Les mots ne peuvent pas tout. Certains blessent, trébuchent tant ils sont essorés de leur sens alors que d’autres éclairent. À l’heure du confinement, les mots sont revenus à leur fonction première : créer du commun. Ils n’ont pas d’existence en-dehors de nous, mais ils sont plus ou moins bien servis. Et celles et ceux pour lesquels les mots sont un outil de travail s’interrogent, légitimement, sur leur rôle. Si la crise est, étymologiquement, un moment de tri, comment séparer le bon grain de l’ivraie dans le flux d’informations qui nous assaillent ?
Pour Montaigne, « la parole est moitié à celui qui parle, moitié à celui qui écoute ». Ce qui ne laisse pas grand-chose pour celui qui écrit, à première vue. Les dirigeants politiques et chefs d’entreprise sont pourtant nombreux à faire appel à des « conseillers discours » souvent ramenés au rang de gratte-papier à la solde des puissants. L’éthéré de la « plume » ne dit rien de leurs compétences, ni leur souci de chercher la piste à creuser. Seulement leur attachement réel à ceux (et trop peu celles) qu’ils servent et qui veulent mettre en mots le cap, le récit et l’effet de leurs actions pour la société. Car en définitive, être plume, c’est à la fois parler et écouter ; avoir la parole entièrement, sans jamais la prendre pour soi.
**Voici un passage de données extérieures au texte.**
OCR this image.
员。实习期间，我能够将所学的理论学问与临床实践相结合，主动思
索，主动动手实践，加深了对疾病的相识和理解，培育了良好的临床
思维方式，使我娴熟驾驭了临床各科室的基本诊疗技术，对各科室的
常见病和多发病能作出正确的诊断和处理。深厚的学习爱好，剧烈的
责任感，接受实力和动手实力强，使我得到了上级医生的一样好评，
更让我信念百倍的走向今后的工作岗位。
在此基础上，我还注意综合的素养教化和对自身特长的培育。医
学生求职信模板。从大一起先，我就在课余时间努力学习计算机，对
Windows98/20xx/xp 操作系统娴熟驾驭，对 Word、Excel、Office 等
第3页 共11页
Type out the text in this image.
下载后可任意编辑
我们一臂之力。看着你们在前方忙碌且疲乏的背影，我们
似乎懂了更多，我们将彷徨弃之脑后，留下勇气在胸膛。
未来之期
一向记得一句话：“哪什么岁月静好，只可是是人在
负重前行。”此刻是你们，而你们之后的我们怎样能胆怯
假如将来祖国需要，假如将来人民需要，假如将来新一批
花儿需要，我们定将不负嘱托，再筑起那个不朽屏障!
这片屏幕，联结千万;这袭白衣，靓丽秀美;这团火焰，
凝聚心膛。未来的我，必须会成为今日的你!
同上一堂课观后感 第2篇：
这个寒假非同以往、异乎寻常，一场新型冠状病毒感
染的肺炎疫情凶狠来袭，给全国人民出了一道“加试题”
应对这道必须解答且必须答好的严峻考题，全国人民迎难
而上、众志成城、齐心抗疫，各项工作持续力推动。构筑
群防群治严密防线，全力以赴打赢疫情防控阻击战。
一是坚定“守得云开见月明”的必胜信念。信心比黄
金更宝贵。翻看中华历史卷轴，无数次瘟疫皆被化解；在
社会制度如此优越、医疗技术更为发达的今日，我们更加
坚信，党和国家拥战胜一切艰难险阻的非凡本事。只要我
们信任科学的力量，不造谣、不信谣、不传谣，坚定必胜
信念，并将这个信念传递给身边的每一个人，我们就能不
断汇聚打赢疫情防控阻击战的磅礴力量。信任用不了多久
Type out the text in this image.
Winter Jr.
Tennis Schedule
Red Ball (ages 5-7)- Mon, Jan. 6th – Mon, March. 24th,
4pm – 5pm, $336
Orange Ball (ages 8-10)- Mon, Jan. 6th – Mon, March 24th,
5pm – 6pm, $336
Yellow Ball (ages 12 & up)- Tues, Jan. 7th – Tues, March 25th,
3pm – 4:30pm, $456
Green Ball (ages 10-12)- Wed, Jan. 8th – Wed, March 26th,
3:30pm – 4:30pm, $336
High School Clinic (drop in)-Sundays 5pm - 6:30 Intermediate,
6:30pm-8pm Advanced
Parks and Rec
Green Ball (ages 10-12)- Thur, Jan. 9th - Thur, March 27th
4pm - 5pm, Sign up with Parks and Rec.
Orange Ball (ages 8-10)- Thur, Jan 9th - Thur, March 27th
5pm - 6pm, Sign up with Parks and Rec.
Cette parole a besoin de mots pour traduire l’action. Mais les mots n’ont pas le même sens selon la fenêtre d’où on les prononce, ni celle d’où on les entend. L’espace public semble toujours plus polarisé, envahi de prises de paroles individuelles, laissant peu de place au doute.
Beaucoup agissent pourtant pour changer, à leur échelle, le monde dans lequel nous vivons : petites et moyennes entreprises, élus locaux, artisans, commerçants, enseignants, soignants, associations, solidarités locales… Les plumes veulent aussi se mettre au service de cette puissance-là, collective, pour les aider à raconter ce qu’ils font.
Faire en sorte que la prise de parole ne soit pas une confiscation mais une invitation, voilà ce à quoi travaillent quotidiennement les plumes. Ne pas imposer sa volonté aux autres par le discours mais ouvrir la voie à une dispute constructive, en s’appuyant sur une langue rigoureuse, adossée aux faits comme aux individus.
Que faire de tous les « monde d’avant » et « monde d’après », tous les « plus que jamais » et « jamais plus » qui saturent les prises de parole actuelles? Loin des réponses définitives et des proclamations, c’est en commençant par accepter l’incertitude que nous trouverons des réponses à ces questions. En lisant universitaires, journalistes, écrivains ou anonymes. En restant sensible à ce qui se fait et se dit ailleurs, à ce qui s’est fait et s’est dit avant, à ce qui pourrait se faire et se dire demain. Et de tout cela, écrire. Pour un collectif autant que pour celle ou celui qui l’incarne et qui, pris dans le feu de l’action, a d’abord besoin de la plume, ce médiateur, ce traducteur, pour marcher à ses côtés.